U.S. Postal Service Cutbacks Likely to Slow Mail Delivery
In the financial crisis-era, with its constrained public revenue from a smaller U.S. workforce, almost every government agency is forced to belt-tighten -- including the U.S. Postal Service, which will implement historic cutbacks starting in the spring of 2012.
The cutbacks are historic because it is the first time in 40 years the Postal Service will eliminate the opportunity for stamped letters to arrive the next day.
The service cutbacks -- $3 billion in reductions all-told -- are needed to help reduce an operating deficit and avoid bankruptcy. With the changes, the Postal Service hopes to save $2.1 billion annually. In 2010, the Postal Service lost $5.1 billion, The Associated Press reported Monday.

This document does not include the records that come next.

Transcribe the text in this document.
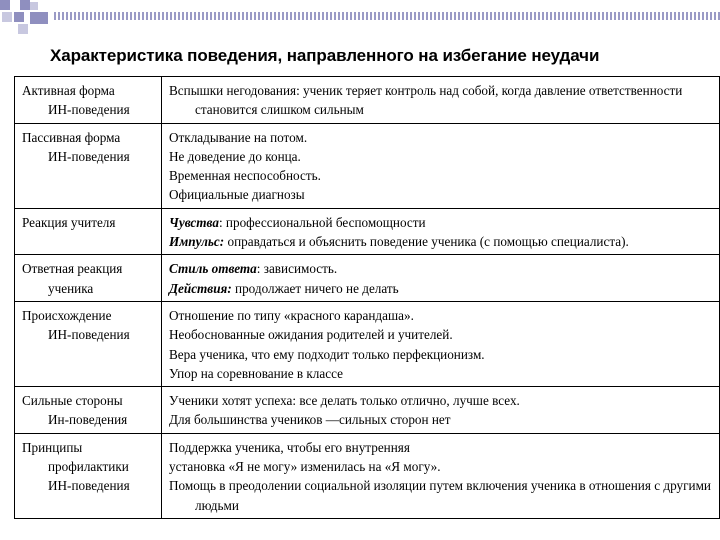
Характеристика поведения, направленного на избегание неудачи
Активная форма
ИН-поведения	Вспышки негодования: ученик теряет контроль над собой, когда давление ответственности становится слишком сильным

Пассивная форма
ИН-поведения	Откладывание на потом.
Не доведение до конца.
Временная неспособность.
Официальные диагнозы

Реакция учителя	Чувства: профессиональной беспомощности
Импульс: оправдаться и объяснить поведение ученика (с помощью специалиста).

Ответная реакция
ученика	Стиль ответа: зависимость.
Действия: продолжает ничего не делать

Происхождение
ИН-поведения	Отношение по типу «красного карандаша».
Необоснованные ожидания родителей и учителей.
Вера ученика, что ему подходит только перфекционизм.
Упор на соревнование в классе

Сильные стороны
Ин-поведения	Ученики хотят успеха: все делать только отлично, лучше всех.
Для большинства учеников —сильных сторон нет

Принципы
профилактики
ИН-поведения	Поддержка ученика, чтобы его внутренняя
установка «Я не могу» изменилась на «Я могу».
Помощь в преодолении социальной изоляции путем включения ученика в отношения с другими людьми
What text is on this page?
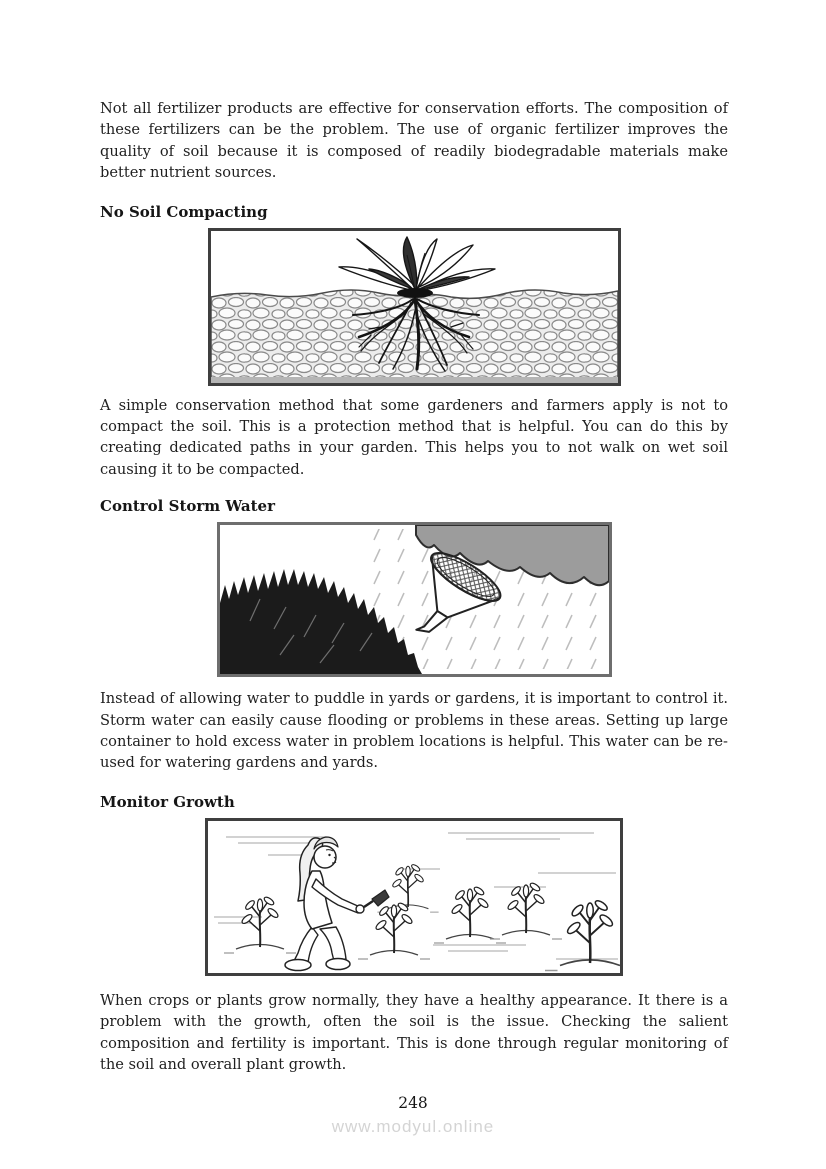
Not all fertilizer products are effective for conservation efforts. The composition of these fertilizers can be the problem. The use of organic fertilizer improves the quality of soil because it is composed of readily biodegradable materials make better nutrient sources.

No Soil Compacting

A simple conservation method that some gardeners and farmers apply is not to compact the soil. This is a protection method that is helpful. You can do this by creating dedicated paths in your garden. This helps you to not walk on wet soil causing it to be compacted.

Control Storm Water

Instead of allowing water to puddle in yards or gardens, it is important to control it. Storm water can easily cause flooding or problems in these areas. Setting up large container to hold excess water in problem locations is helpful. This water can be re-used for watering gardens and yards.

Monitor Growth

When crops or plants grow normally, they have a healthy appearance. It there is a problem with the growth, often the soil is the issue. Checking the salient composition and fertility is important. This is done through regular monitoring of the soil and overall plant growth.

248
www.modyul.online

In other words, these are cutbacks to first-class service -- something that can delay that letter to an aunt in Wyoming, or a mortgage bill payment, to yes, even the reception of a monthly private pension check.
Suburban and rural areas are likely to be hardest hit -- they represent the highest cost per mile for the Postal Service - and, by extension, represent an obvious area to cut service.
The Postal Service also plans to eliminate 250 of its roughly 500 mail processing centers across the country by mid-2012.
Fiscal/Economic Analysis: A convergence of forces is creating the mother of all fiscal storms for the U.S. Postal Service, and a reduction in service, particularly for suburban and rural areas, had to occur. And there will likely be additional services reductions in the years ahead.
The convergence of forces? E-mail and other electronic correspondence that has reduced first-class mail, a recession that has shrunk the workforce (fewer people employed generally leads to fewer people buying stamps), and a decades-old service requirement that forces the Postal Service to deliver mail to suburban and rural zones -- even those that are unprofitable.
Simply, service to high-cost zones must be reduced to help balance the Postal Service's books: UPS (UPS) or FedEx (FDX) wouldn't deliver to many of these high-cost zones without the ability to charge a profitable rate -- which only underscores the appropriateness of the Postal Service's cutbacks in these zones.